Domański twierdzi oczywiście, że za to odpowiada rząd PiS (sic!). Argumentuje, że Zjednoczona Prawica ukrywała dług poprzez zaciąganie kredytów w państwowych bankach, a teraz idzie transparentność, nastąpiła „konsolidacja” wydatków publicznych i dlatego tak to wygląda. Ekonomista dr Artur Bartoszewicz na antenie Radia Wnet uznał jednak, że nastąpiło przesunięcie czegoś z jednej rubryki do drugiej i nie to jest przyczyną takiego zadłużenia. Minister finansów podkreśla, że w budżecie znajduje się spłata zobowiązań PFR-u na 34,7 mld zł i spłata w Funduszu Przeciwdziałania COVID-19 na kwotę 28,5 mld zł. Po zliczeniu tych dwóch sum mamy jednak ponad 60 mld zł, a deficyt ma wynieść prawie pięć razy tyle.
Równoległy budżet
Dr Sławomir Dudek, prezes i główny ekonomista Instytutu Finansów Publicznych, który był pracownikiem Ministerstwa Finansów w pierwszym rządzie Donalda Tuska, nie zostawia suchej nitki na tym projekcie budżetu. Portal money.pl przytoczył jego słowa: „Proste zestawienie kilku liczb pozwala mi oszacować, że obecny rząd z rozmachem zamierza korzystać z 'równoległego budżetu' w BGK stworzonego przez poprzedników. To fatalna informacja dla wiarygodności finansów publicznych. To kontynuacja łamania praworządności”.
Wbrew temu, co mówi Domański, ministerstwo finansów ma mieć w planach korzystanie ze złego narzędzia wprowadzonego przez PiS, jakim są kredyty zaciągane przez państwowe banki, przez co realny deficyt będzie znacznie większy. Dudek wylicza, że w 2023 tzw. dług pozabudżetowy wynosił 363 mld zł, a teraz wzrośnie do 472 mld zł. Twierdzenie więc, że nowy rząd spłaca pożyczki poprzedników i wychodzi na prostą jest nieuzasadnione. Jak podsumował Dudek: „Prawdziwy deficyt budżetu państwa to sporo ponad 300 mld zł. Deficyt może być zaniżony o kilkadziesiąt mld zł. Dramat”.
Brak realizmu
To jednak niejedyny problem nowego budżetu. Bartoszewicz twierdzi, że przyjęte w nim założenia są skrajnie nierealistyczne. Zakłada on bowiem dość wysoki wzrost gospodarczy w przyszłym roku na poziomie 3,9-proc. i 5-proc. inflację, a rzeczywistość może okazać się zupełnie inna. Co więcej, przewiduje wzrost dochodów z VAT o ponad 55 mld zł, z CIT - o ponad 9 mld zł, a z akcyzy - o 8 mld zł. Według ekonomisty, zaniżanie wydatków i zawyżanie wpływów doprowadzi do sytuacji, że za rok budżet będzie musiał być aktualizowany, a wydatki mocno cięte. Według Bartoszewicza jest to jednak celowe działanie. Chodzi bowiem o to, by wygrać wybory prezydenckie, a potem już można zrezygnować z wielu obietnic wyborczych.

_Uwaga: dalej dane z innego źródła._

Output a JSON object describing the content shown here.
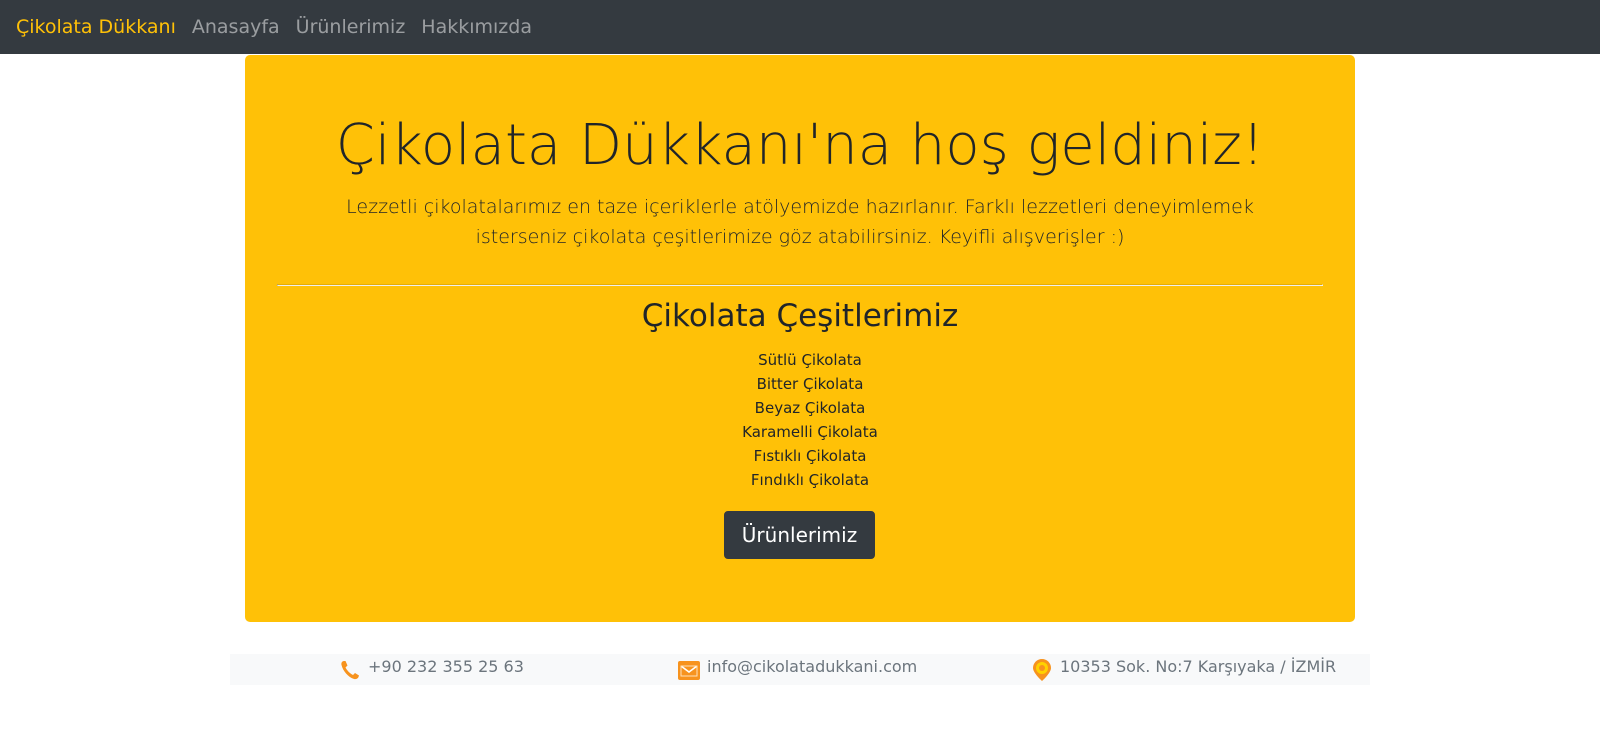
{
  "navbar": {
    "brand": "Çikolata Dükkanı",
    "links": [
      {
        "label": "Anasayfa"
      },
      {
        "label": "Ürünlerimiz"
      },
      {
        "label": "Hakkımızda"
      }
    ]
  },
  "hero": {
    "title": "Çikolata Dükkanı'na hoş geldiniz!",
    "lead": "Lezzetli çikolatalarımız en taze içeriklerle atölyemizde hazırlanır. Farklı lezzetleri deneyimlemek isterseniz çikolata çeşitlerimize göz atabilirsiniz. Keyifli alışverişler :)",
    "section_title": "Çikolata Çeşitlerimiz",
    "varieties": [
      "Sütlü Çikolata",
      "Bitter Çikolata",
      "Beyaz Çikolata",
      "Karamelli Çikolata",
      "Fıstıklı Çikolata",
      "Fındıklı Çikolata"
    ],
    "button_label": "Ürünlerimiz"
  },
  "contact": {
    "phone": {
      "icon": "phone-icon",
      "text": "+90 232 355 25 63"
    },
    "email": {
      "icon": "mail-icon",
      "text": "info@cikolatadukkani.com"
    },
    "address": {
      "icon": "location-pin-icon",
      "text": "10353 Sok. No:7 Karşıyaka / İZMİR"
    }
  },
  "colors": {
    "navbar_bg": "#343a40",
    "brand": "#ffc107",
    "hero_bg": "#ffc107",
    "button_bg": "#343a40",
    "icon_orange": "#f7931e"
  }
}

Na rządowych stronach możemy przeczytać, że nowy budżet jest „odpowiedzialny, ale hojny”. Przewiduje on m.in. rekordowe wydatki na zbrojenia (186,6 mld zł, czyli więcej o 28,6 mld zł niż w tym roku) czy rekordowe wydatki na służbę zdrowia (221,7 mld zł, czyli 16% więcej niż teraz). Bartoszewicz jest zdania, że zapisać można wszystko, a faktycznie bardzo trudno będzie znaleźć środki na wszystkie ambitne cele, jakie postawił sobie rząd.
„Hojność” budżetu zaskakuje w sytuacji, kiedy Komisja Europejska dopiero co wszczęła wobec Polski procedurę nadmiernego deficytu, który w przyszłym roku wyniesie prawie 59% PKB (60% to ostrożnościowy próg). Niektórzy uważają, że to ostatni taki budżet Koalicji 13 grudnia, bo pod koniec roku UE wyrazi zalecenia wobec Polski i już niedługo czekają nas olbrzymie cięcia. To by potwierdzało, że rządowi chodzi o zwycięstwo w wyborach prezydenckich.